A 2020 Citizen Lab report found WeChat communications conducted entirely among non-China-registered accounts are “subject to pervasive content surveillance that was previously thought to be exclusively reserved for China-registered accounts.”
Dan Stanton, a former manager in counterintelligence at the Canadian Security Intelligence Service who is now director of the national-security program at the University of Ottawa’s Professional Development Institute, lauded the federal government’s ban. He said there is no doubt that WeChat is used by the People’s Republic of China to go after critics and to spy for the authoritarian regime.
“WeChat is used by the PRC government for foreign interference,” he said, noting Mr. Chong’s case.
“This was to spread false narratives about his identity, claims about his background, political stances and family’s heritage. So by tying WeChat to PRC nefarious activity, it’s not a stretch to imagine the PRC having backdoor access to users of the app.”
More than one million people in Canada use WeChat, according to marketing firm estimates cited by the GAC report.
Senator Yuen Pau Woo, who represents British Columbia in the Red Chamber, said this ban will disproportionately affect people in the Canadian government who maintain links with China and with Chinese communities in Canada.
“Absent a clear statement on the unique risks posed by WeChat compared to the many other apps in circulation, this decision represents a further closing of the Canadian mind in our relations with China and with the Chinese world,” Mr. Woo said in a statement.
He said he would like to know precisely what WeChat data-collection methods are deemed objectionable and whether they are significantly different from other popular applications in the West – and the extent to which Canada’s decision is driven by the need to be in line with the approach of its international partners.
“For all the frivolous and sometimes harmful information propagated on WeChat, the app provides an unmatched window on the preoccupations of Chinese users and is an invaluable tool for keeping in touch with counterparts in China and the Chinese diaspora.”

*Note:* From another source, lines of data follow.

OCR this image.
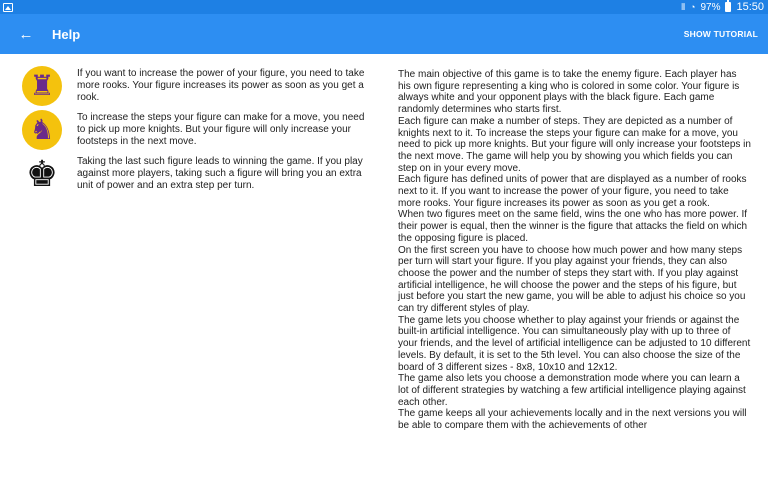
⫴ ◔ 97% 15:50
← Help	SHOW TUTORIAL
♜	If you want to increase the power of your figure, you need to take more rooks. Your figure increases its power as soon as you get a rook.
♞	To increase the steps your figure can make for a move, you need to pick up more knights. But your figure will only increase your footsteps in the next move.
♚	Taking the last such figure leads to winning the game. If you play against more players, taking such a figure will bring you an extra unit of power and an extra step per turn.

The main objective of this game is to take the enemy figure. Each player has his own figure representing a king who is colored in some color. Your figure is always white and your opponent plays with the black figure. Each game randomly determines who starts first.

Each figure can make a number of steps. They are depicted as a number of knights next to it. To increase the steps your figure can make for a move, you need to pick up more knights. But your figure will only increase your footsteps in the next move. The game will help you by showing you which fields you can step on in your every move.

Each figure has defined units of power that are displayed as a number of rooks next to it. If you want to increase the power of your figure, you need to take more rooks. Your figure increases its power as soon as you get a rook.

When two figures meet on the same field, wins the one who has more power. If their power is equal, then the winner is the figure that attacks the field on which the opposing figure is placed.

On the first screen you have to choose how much power and how many steps per turn will start your figure. If you play against your friends, they can also choose the power and the number of steps they start with. If you play against artificial intelligence, he will choose the power and the steps of his figure, but just before you start the new game, you will be able to adjust his choice so you can try different styles of play.

The game lets you choose whether to play against your friends or against the built-in artificial intelligence. You can simultaneously play with up to three of your friends, and the level of artificial intelligence can be adjusted to 10 different levels. By default, it is set to the 5th level. You can also choose the size of the board of 3 different sizes - 8x8, 10x10 and 12x12.

The game also lets you choose a demonstration mode where you can learn a lot of different strategies by watching a few artificial intelligence playing against each other.

The game keeps all your achievements locally and in the next versions you will be able to compare them with the achievements of other
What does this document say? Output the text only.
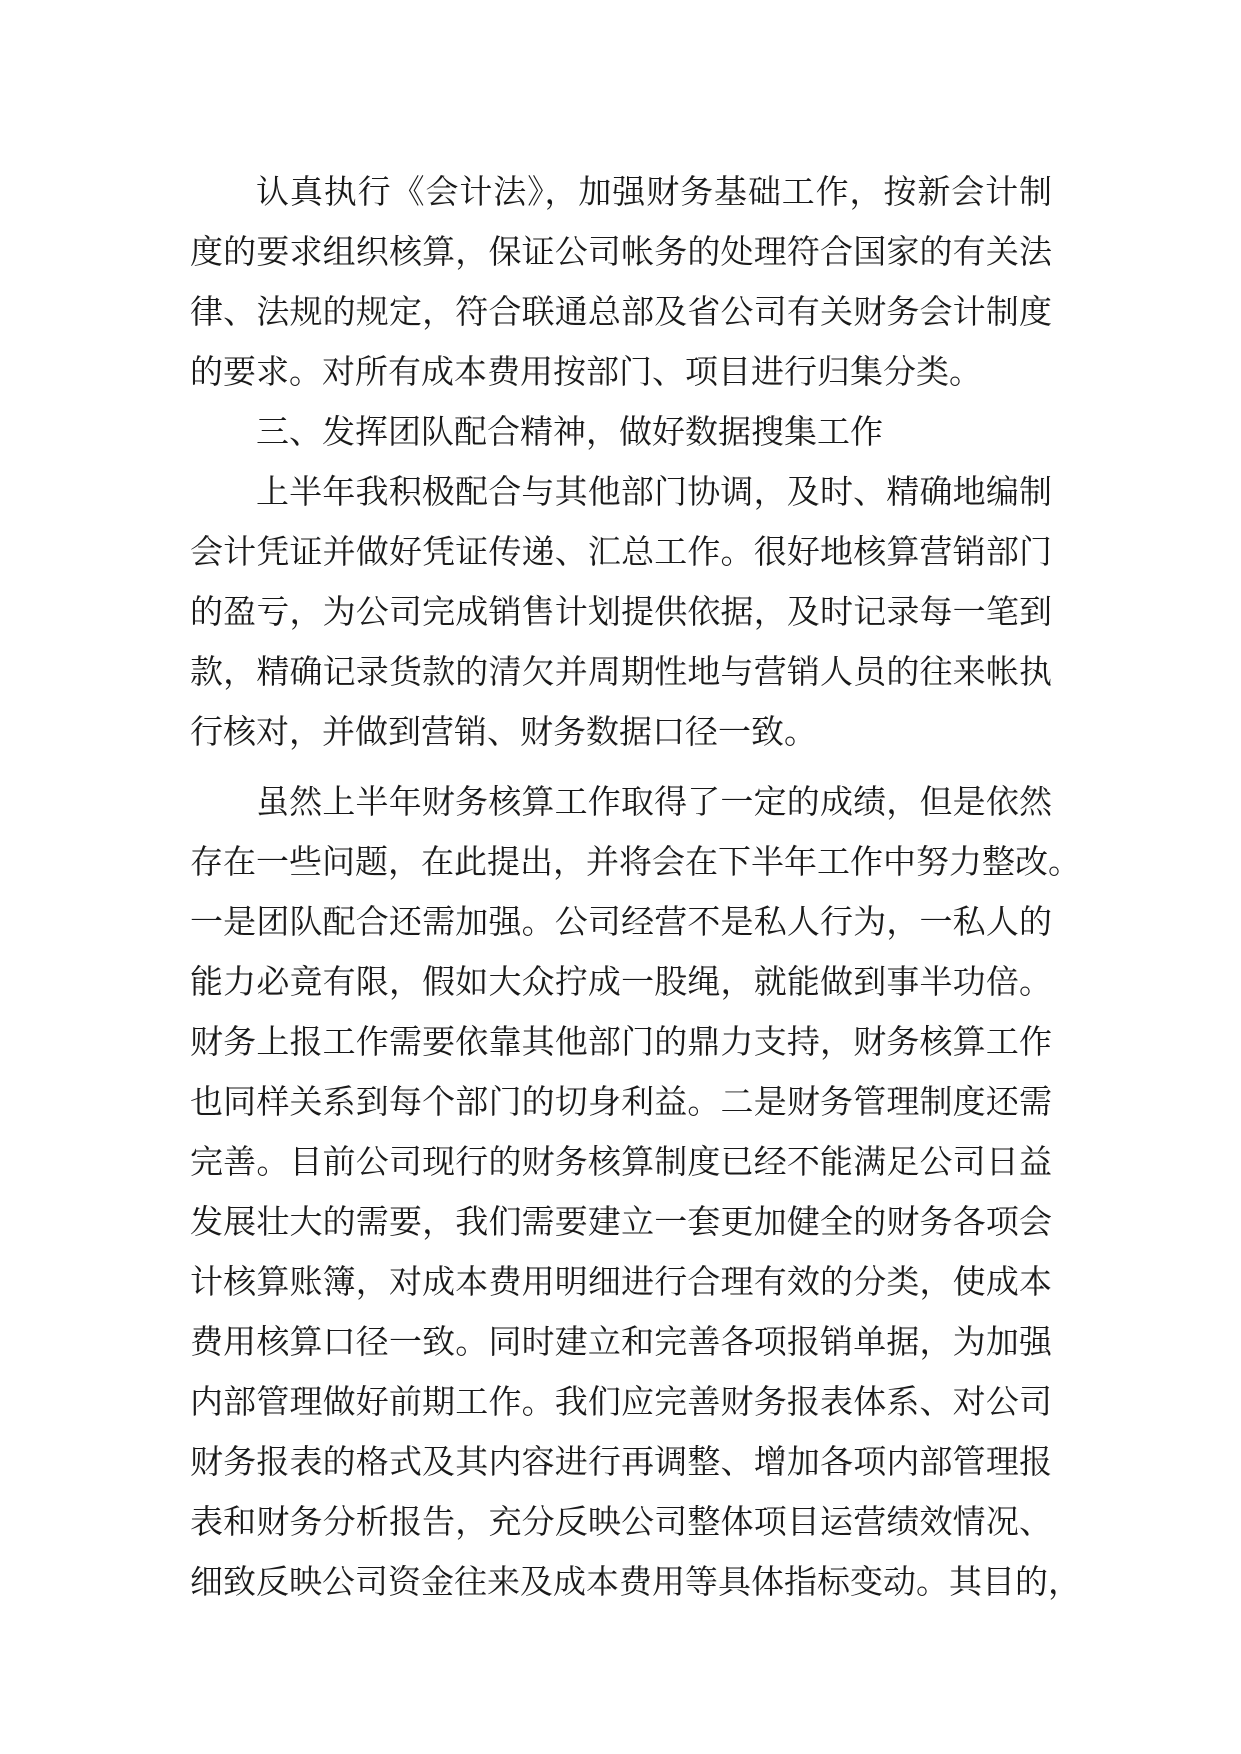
认真执行《会计法》，加强财务基础工作，按新会计制
度的要求组织核算，保证公司帐务的处理符合国家的有关法
律、法规的规定，符合联通总部及省公司有关财务会计制度
的要求。对所有成本费用按部门、项目进行归集分类。
三、发挥团队配合精神，做好数据搜集工作
上半年我积极配合与其他部门协调，及时、精确地编制
会计凭证并做好凭证传递、汇总工作。很好地核算营销部门
的盈亏，为公司完成销售计划提供依据，及时记录每一笔到
款，精确记录货款的清欠并周期性地与营销人员的往来帐执
行核对，并做到营销、财务数据口径一致。
虽然上半年财务核算工作取得了一定的成绩，但是依然
存在一些问题，在此提出，并将会在下半年工作中努力整改。
一是团队配合还需加强。公司经营不是私人行为，一私人的
能力必竟有限，假如大众拧成一股绳，就能做到事半功倍。
财务上报工作需要依靠其他部门的鼎力支持，财务核算工作
也同样关系到每个部门的切身利益。二是财务管理制度还需
完善。目前公司现行的财务核算制度已经不能满足公司日益
发展壮大的需要，我们需要建立一套更加健全的财务各项会
计核算账簿，对成本费用明细进行合理有效的分类，使成本
费用核算口径一致。同时建立和完善各项报销单据，为加强
内部管理做好前期工作。我们应完善财务报表体系、对公司
财务报表的格式及其内容进行再调整、增加各项内部管理报
表和财务分析报告，充分反映公司整体项目运营绩效情况、
细致反映公司资金往来及成本费用等具体指标变动。其目的，
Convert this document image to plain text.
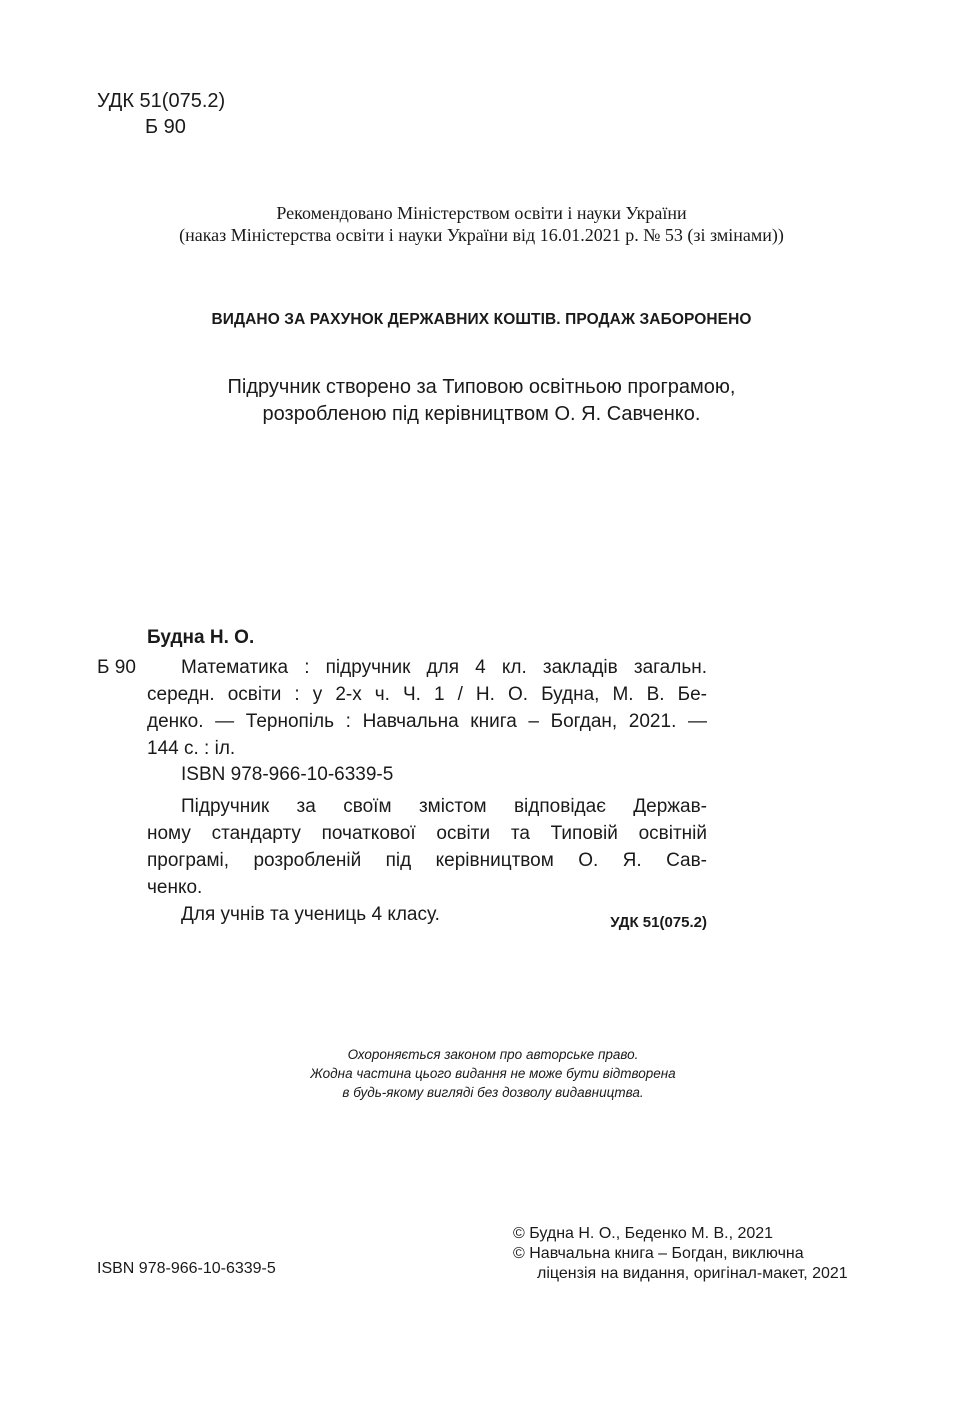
УДК 51(075.2)
Б 90
Рекомендовано Міністерством освіти і науки України
(наказ Міністерства освіти і науки України від 16.01.2021 р. № 53 (зі змінами))
ВИДАНО ЗА РАХУНОК ДЕРЖАВНИХ КОШТІВ. ПРОДАЖ ЗАБОРОНЕНО
Підручник створено за Типовою освітньою програмою,
розробленою під керівництвом О. Я. Савченко.
Будна Н. О.
Б 90	Математика : підручник для 4 кл. закладів загальн.
середн. освіти : у 2-х ч. Ч. 1 / Н. О. Будна, М. В. Бе-
денко. — Тернопіль : Навчальна книга – Богдан, 2021. —
144 с. : іл.
ISBN 978-966-10-6339-5
Підручник за своїм змістом відповідає Держав-
ному стандарту початкової освіти та Типовій освітній
програмі, розробленій під керівництвом О. Я. Сав-
ченко.
Для учнів та учениць 4 класу.	УДК 51(075.2)
Охороняється законом про авторське право.
Жодна частина цього видання не може бути відтворена
в будь-якому вигляді без дозволу видавництва.
ISBN 978-966-10-6339-5
© Будна Н. О., Беденко М. В., 2021
© Навчальна книга – Богдан, виключна
ліцензія на видання, оригінал-макет, 2021
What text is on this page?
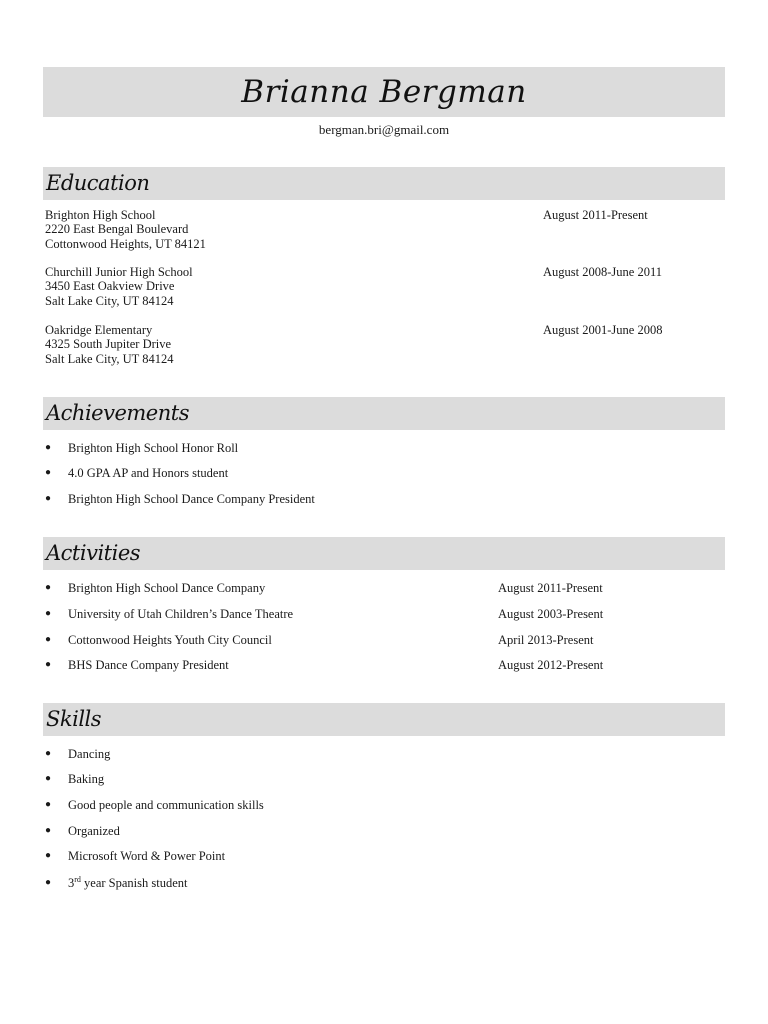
Brianna Bergman
bergman.bri@gmail.com
Education
Brighton High School
2220 East Bengal Boulevard
Cottonwood Heights, UT 84121
August 2011-Present
Churchill Junior High School
3450 East Oakview Drive
Salt Lake City, UT 84124
August 2008-June 2011
Oakridge Elementary
4325 South Jupiter Drive
Salt Lake City, UT 84124
August 2001-June 2008
Achievements
● Brighton High School Honor Roll
● 4.0 GPA AP and Honors student
● Brighton High School Dance Company President
Activities
● Brighton High School Dance Company	August 2011-Present
● University of Utah Children’s Dance Theatre	August 2003-Present
● Cottonwood Heights Youth City Council	April 2013-Present
● BHS Dance Company President	August 2012-Present
Skills
● Dancing
● Baking
● Good people and communication skills
● Organized
● Microsoft Word & Power Point
● 3rd year Spanish student
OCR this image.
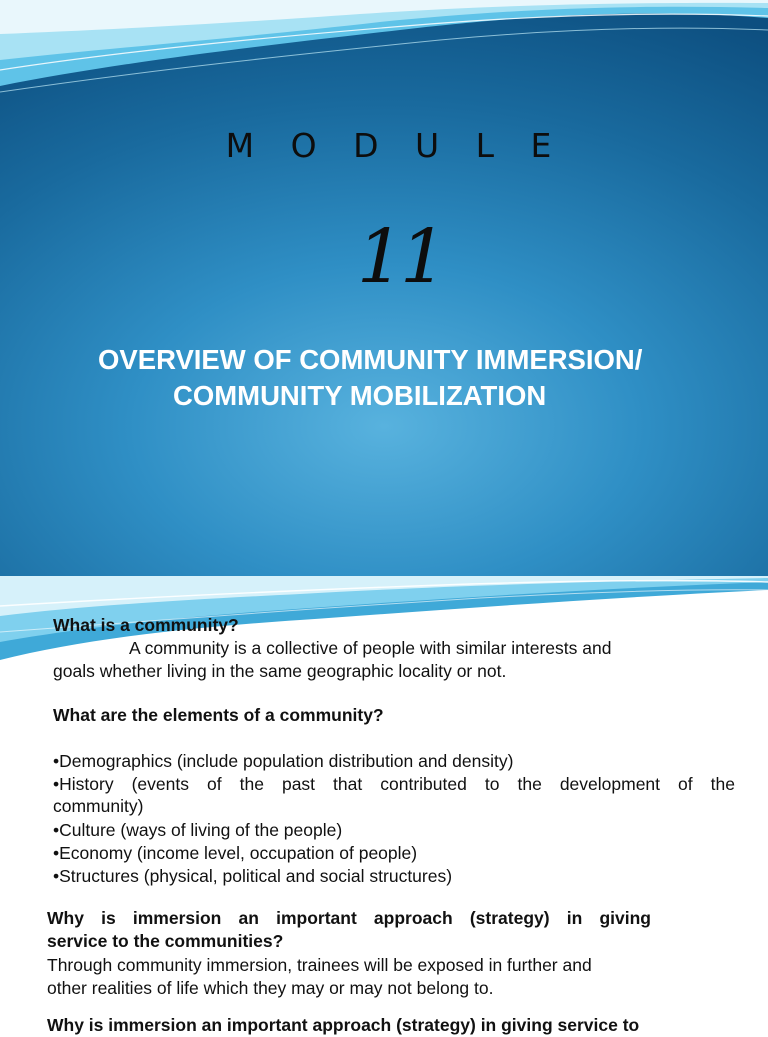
M O D U L E
11
OVERVIEW OF COMMUNITY IMMERSION/
COMMUNITY MOBILIZATION
What is a community?
A community is a collective of people with similar interests and
goals whether living in the same geographic locality or not.
What are the elements of a community?
•Demographics (include population distribution and density)
•History (events of the past that contributed to the development of the
community)
•Culture (ways of living of the people)
•Economy (income level, occupation of people)
•Structures (physical, political and social structures)
Why is immersion an important approach (strategy) in giving
service to the communities?
Through community immersion, trainees will be exposed in further and
other realities of life which they may or may not belong to.
Why is immersion an important approach (strategy) in giving service to
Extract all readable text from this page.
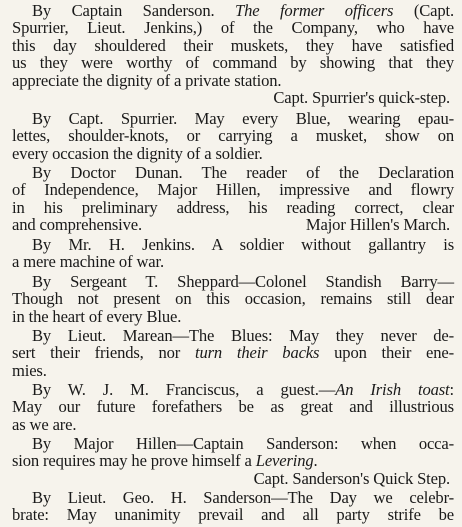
By Captain Sanderson. The former officers (Capt.
Spurrier, Lieut. Jenkins,) of the Company, who have
this day shouldered their muskets, they have satisfied
us they were worthy of command by showing that they
appreciate the dignity of a private station.
Capt. Spurrier's quick-step.
By Capt. Spurrier. May every Blue, wearing epau-
lettes, shoulder-knots, or carrying a musket, show on
every occasion the dignity of a soldier.
By Doctor Dunan. The reader of the Declaration
of Independence, Major Hillen, impressive and flowry
in his preliminary address, his reading correct, clear
and comprehensive.	Major Hillen's March.
By Mr. H. Jenkins. A soldier without gallantry is
a mere machine of war.
By Sergeant T. Sheppard—Colonel Standish Barry—
Though not present on this occasion, remains still dear
in the heart of every Blue.
By Lieut. Marean—The Blues: May they never de-
sert their friends, nor turn their backs upon their ene-
mies.
By W. J. M. Franciscus, a guest.—An Irish toast:
May our future forefathers be as great and illustrious
as we are.
By Major Hillen—Captain Sanderson: when occa-
sion requires may he prove himself a Levering.
Capt. Sanderson's Quick Step.
By Lieut. Geo. H. Sanderson—The Day we celebr-
brate: May unanimity prevail and all party strife be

Relations between the West and China have worsened over its treatment of Uyghurs, its quashing of dissent in Hong Kong and its menacing of Taiwan. Last fall, in a foreign-policy paper, Canada labelled China as a disruptive force trying to bend the international order for its own purposes, and Western countries have grown more wary of China over its Ukraine war-era partnership with Russian President Vladimir Putin.